Finally, finally! Yesterday morning Joy had her very first session of state-funded intensive autism therapy, almost nineteen months to the day after receiving the diagnosis of autism (just before Christmas, December 2006).
The first time we visited her primary care pediatrician after the developmental pediatrician made the pronouncement, she told us that we were fortunate that Wisconsin has such a fine program for intensive autism therapy.
Well, yes and no.
There's indeed a fine program in Wisconsin, funded in part by a special federal waiver that allows Medicaid funding to be spent for early autism therapy, without requiring that the families be in poverty to qualify. Each qualifying child can get up to three years of intensive therapy, with ongoing "post-intensive" dollars to follow. The problem is that the funding has not kept pace with the demand, and the waiting list is growing to frustrating proportions.
There's a fair amount of agreement that the gold-standard in inter-personal therapy for autism treatment involves 30+ hours of therapy per week, and the earlier you get started, the better. There are a number of intensive-level therapy programs & approaches out there, and our county offers a choice between two agencies that operate with the Medicaid waiver funding. More about the choices and their content later! What seems to be the commonality across the various philosophies is the many many hours of one-on-one face time, with lots of interactions and lots of documentation. And ideally, the therapist should be the most interesting and engaging thing in the room.
As you can imagine, this sort of intensity isn't cheap. Out-of-pocket, it's up to $60,000 per year, out of reach for most middle-class families unless you double-mortgage your home and drain your retirement funding and fundraise like crazy. We chose not to do so, instead continuing to pursue what therapy we could get for Joy through the Birth-to-Three early childhood program, and more recently through the school district.
I started making calls on the very day Joy got that autism diagnosis, knowing that the wait was long and getting longer. It was nearly two months before we waded through the initial paperwork and got a visit from a county worker to make sure that Joy looked like intensive-therapy material, and then two months more before they got all that paperwork processed and got her officially onto the waiting list, April of 2007. And then the months started clicking by. When she'd been on the list for a YEAR, the county sent someone out to "re-screen" her and make sure that we hadn't had some sort of magical recovery...

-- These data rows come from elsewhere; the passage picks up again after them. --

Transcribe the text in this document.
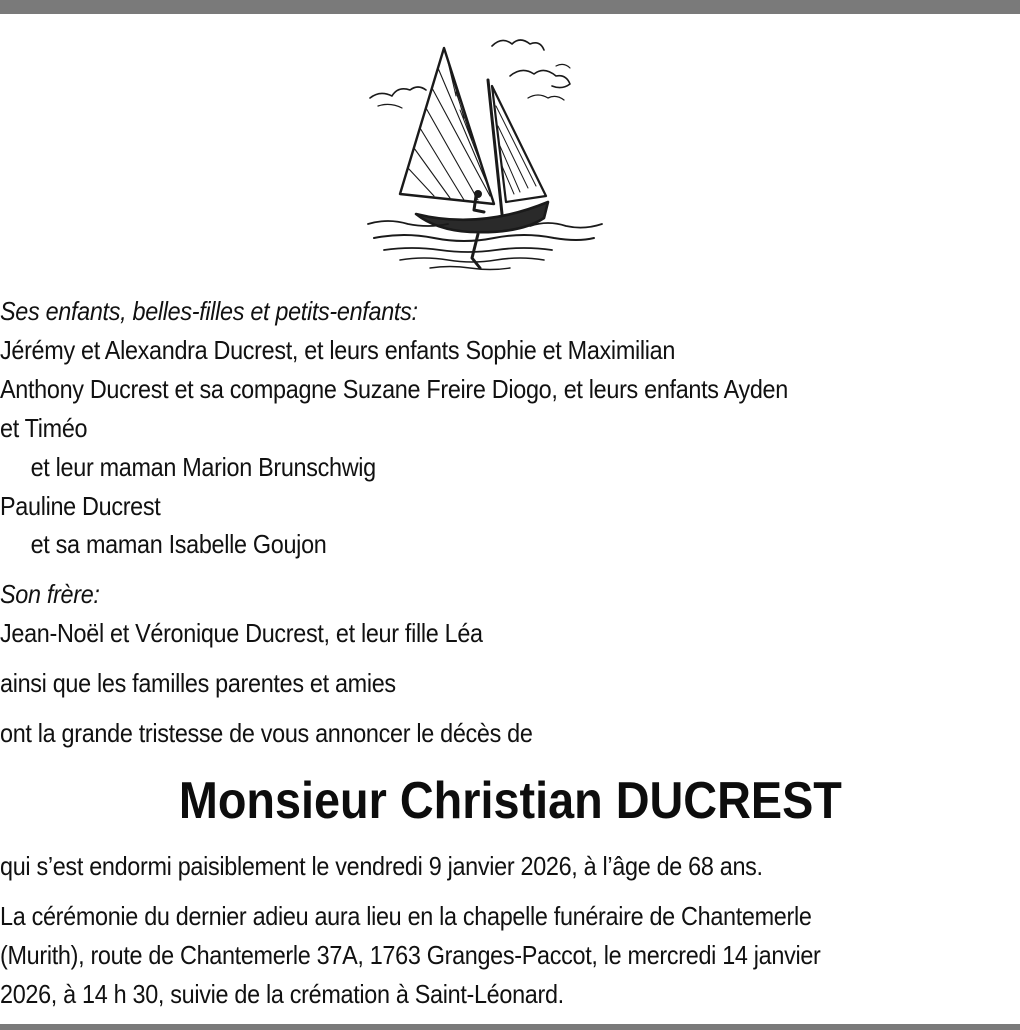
Ses enfants, belles-filles et petits-enfants:
Jérémy et Alexandra Ducrest, et leurs enfants Sophie et Maximilian
Anthony Ducrest et sa compagne Suzane Freire Diogo, et leurs enfants Ayden
et Timéo
et leur maman Marion Brunschwig
Pauline Ducrest
et sa maman Isabelle Goujon
Son frère:
Jean-Noël et Véronique Ducrest, et leur fille Léa
ainsi que les familles parentes et amies
ont la grande tristesse de vous annoncer le décès de
Monsieur Christian DUCREST
qui s’est endormi paisiblement le vendredi 9 janvier 2026, à l’âge de 68 ans.
La cérémonie du dernier adieu aura lieu en la chapelle funéraire de Chantemerle
(Murith), route de Chantemerle 37A, 1763 Granges-Paccot, le mercredi 14 janvier
2026, à 14 h 30, suivie de la crémation à Saint-Léonard.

In the meantime, we've gotten involved in advocacy, both for Joy's sake and for others coming down the pike onto that awful waiting list. One of the ways that Wisconsin has attempted to rescue the intensive-therapy program without directly ponying up the money it would take to get everyone off the waiting list and into the program, is to require insurance providers to pick up some of the therapy. Currently, insurance providers in Wisconsin are NOT required to cover anything autism-related, so they don't. This year's attempt to make the insurance companies do the right thing went down in flames at the end of the legislative session, when the leadership of the Wisconsin Assembly used a weaselly substitute amendment to keep the autism insurance bill from coming to the floor (where it probably would have had the votes to pass!)

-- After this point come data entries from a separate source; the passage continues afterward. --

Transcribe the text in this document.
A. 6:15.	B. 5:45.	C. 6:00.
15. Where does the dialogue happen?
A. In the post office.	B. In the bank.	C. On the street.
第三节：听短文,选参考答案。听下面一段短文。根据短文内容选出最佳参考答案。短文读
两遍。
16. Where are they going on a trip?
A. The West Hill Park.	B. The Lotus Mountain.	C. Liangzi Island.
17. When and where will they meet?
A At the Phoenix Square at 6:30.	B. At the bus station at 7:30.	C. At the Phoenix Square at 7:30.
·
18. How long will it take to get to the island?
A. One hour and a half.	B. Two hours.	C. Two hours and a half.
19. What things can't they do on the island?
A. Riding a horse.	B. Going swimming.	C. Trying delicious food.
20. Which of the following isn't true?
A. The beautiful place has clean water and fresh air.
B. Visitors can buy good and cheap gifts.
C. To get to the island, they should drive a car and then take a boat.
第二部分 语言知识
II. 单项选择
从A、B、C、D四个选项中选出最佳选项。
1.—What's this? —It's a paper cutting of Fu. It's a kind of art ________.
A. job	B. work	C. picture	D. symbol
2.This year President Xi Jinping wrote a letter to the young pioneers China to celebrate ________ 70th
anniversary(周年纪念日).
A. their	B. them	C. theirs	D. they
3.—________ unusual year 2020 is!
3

November's elections are very important...
Anyway, we're very happy to have the therapy available, and very happy to have two fully-funded choices. Not everybody has that advantage, and we're well aware of it. We're cranky beyond belief, however, about that waiting list. Talk about wasting public funds, letting the precious optimal months slip by!
We'll continue with the advocacy, of course. But now it's our turn for the therapy, and we're going to do our best to make sure that it's as helpful for Joy as it can possibly be.
3 comments:
I know about it now, but I didn't know about it when it really counted. It pains me to think how much of an opportunity we missed, how different things might have been. Still no point in moaning about 'maybe's.'
Best wishes
Maddy - Mom-NOS has an upbeat post about starting a new therapy in which she challenges the conventional wisdom about the limited window of opportunity. I wonder if both perspectives are right: yes, being young gives certain therapies an extra advantage, perhaps in the same way that it's easier to learn a foreign language when you're little; but, people CAN learn foreign languages later on too (it's more of a challenge, but still).
We're all just out here doin' the best we can...
'fully funded choices'
Oh, but what I wouldn't give to hear those words uttered in a sentence for Parker.
But I'm absolutely thrilled for you.